The Winthrop Faulkners now plan to live in one of the three new houses being built, their third, their family's fifth house on the block.
And these houses too, are very much houses of their time, the late '70s. In this they contrast strongly with the fake federal-front, "three-F" houses now being built on too many of Washington's empty spaces. So many wonderful opportunities have been lost in the city. Consider the Henderson castle on 16th Street NW, where the name (why not Castle Court or Henderson Houses instead of going out of town for a name like Beekman Place), the history and the view all have been lost.
Where splendid contemporary houses with glass walls to the sunny south (with a superb view of the city) could have been built, we have a mass of fake shutters and meaningless federal frills. But this is just one of the prevailing patterns of pastiche. We We tear down fine old houses of their period to replace them woth less solidly built imitations.
Faulkner has made no such error. His three new houses are geometric cubes, in what passes for high-1977 style. But they also answer concrete concerns of the day. Each house has a bank of sloar collectors, carefully set at a 60-degree angle in a mansard roof. The houses are sited so none of the three will shadow the other.
There are virtually no windows on the north side of the house, both to protect against the north wind and to provide privacy. The decks on the east side have awnings (a shading device too often forgotten) which will add a bit of color to the painted-brick houses as well as shade the second-floor decks.
The half-acre, triangular site has been laid out by Faulkner, with help from landscape architect Lester Collins, so each house has about the same square footage of land, but a section has been saved in back for a community swimming pool and fenced-in garden.

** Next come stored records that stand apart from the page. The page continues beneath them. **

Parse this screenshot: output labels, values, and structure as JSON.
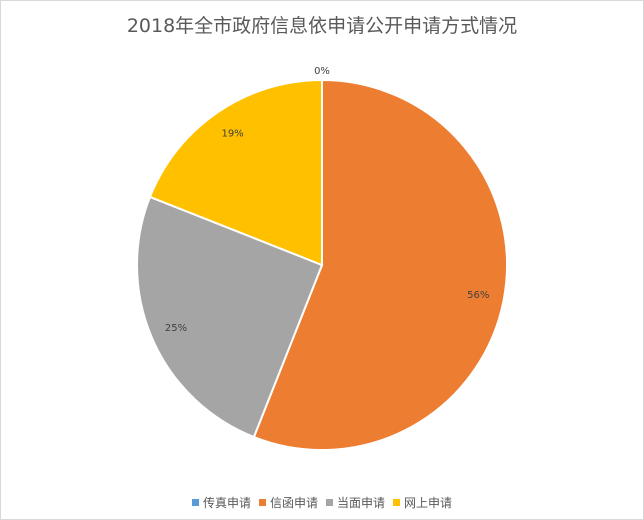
{
  "chart_data": {
    "type": "pie",
    "title": "2018年全市政府信息依申请公开申请方式情况",
    "categories": [
      "传真申请",
      "信函申请",
      "当面申请",
      "网上申请"
    ],
    "values": [
      0,
      56,
      25,
      19
    ],
    "data_labels": [
      "0%",
      "56%",
      "25%",
      "19%"
    ],
    "colors": [
      "#5B9BD5",
      "#ED7D31",
      "#A5A5A5",
      "#FFC000"
    ],
    "start_angle_deg": 0,
    "direction": "clockwise",
    "legend_position": "bottom"
  }
}
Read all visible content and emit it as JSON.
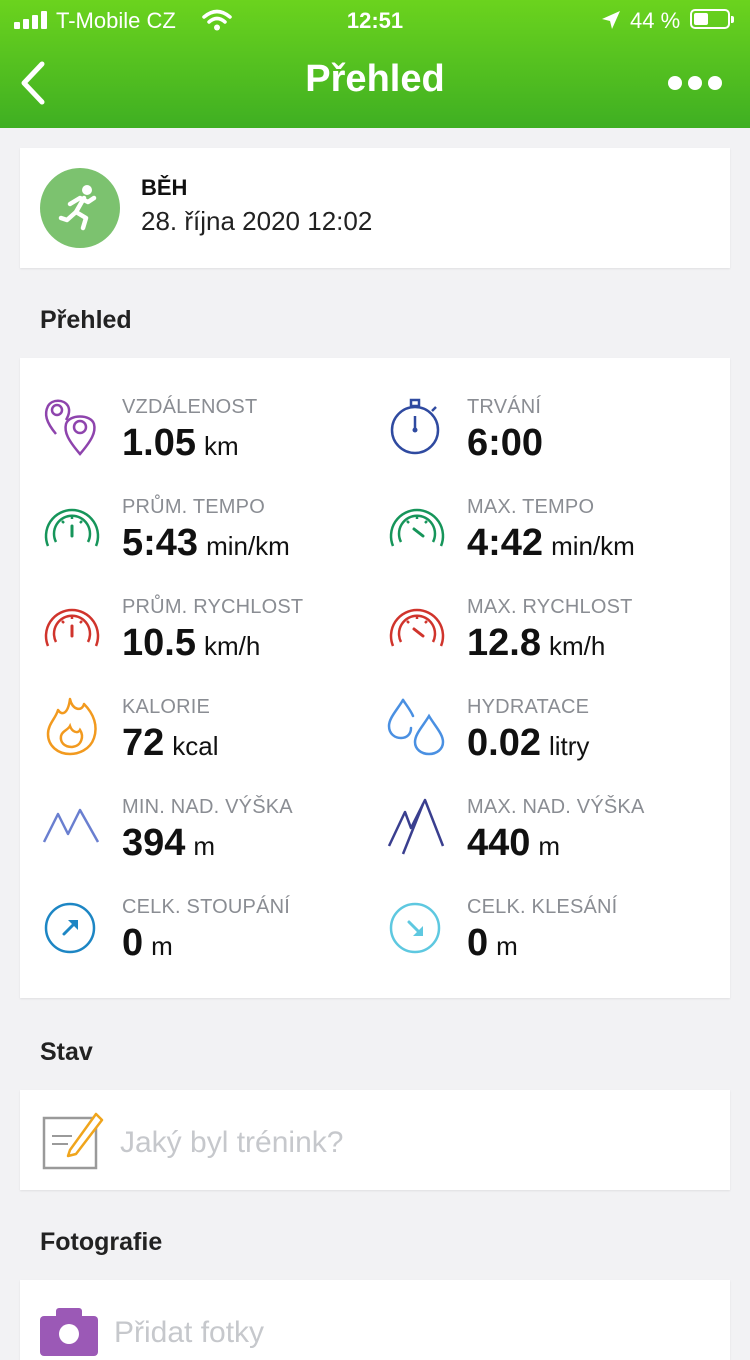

Probably the most handsome aspect of the houses is the seven-foot-high brick fence, so called because it is built of piers and four-inch walls. The wall gives each house a courtyard, private from the street. In the rear, a part of this wall is replaced by wrought iron to give a view of Rosedale.
Pear trees will peep over the brick fence at intervals. And tall weeping trees will shadow the east sun. Richard Cimermanis, the contractor, has accomplished some savings by building all three houses at one time, bringing the cost for the houses' 3,600 square feet plus basement to an economical $20 a square foot.
The houses are certainly not Rosedale, nor do they have 998-acre lawns. But they are good houses on good lots for their day. And what more can you ask of architecture?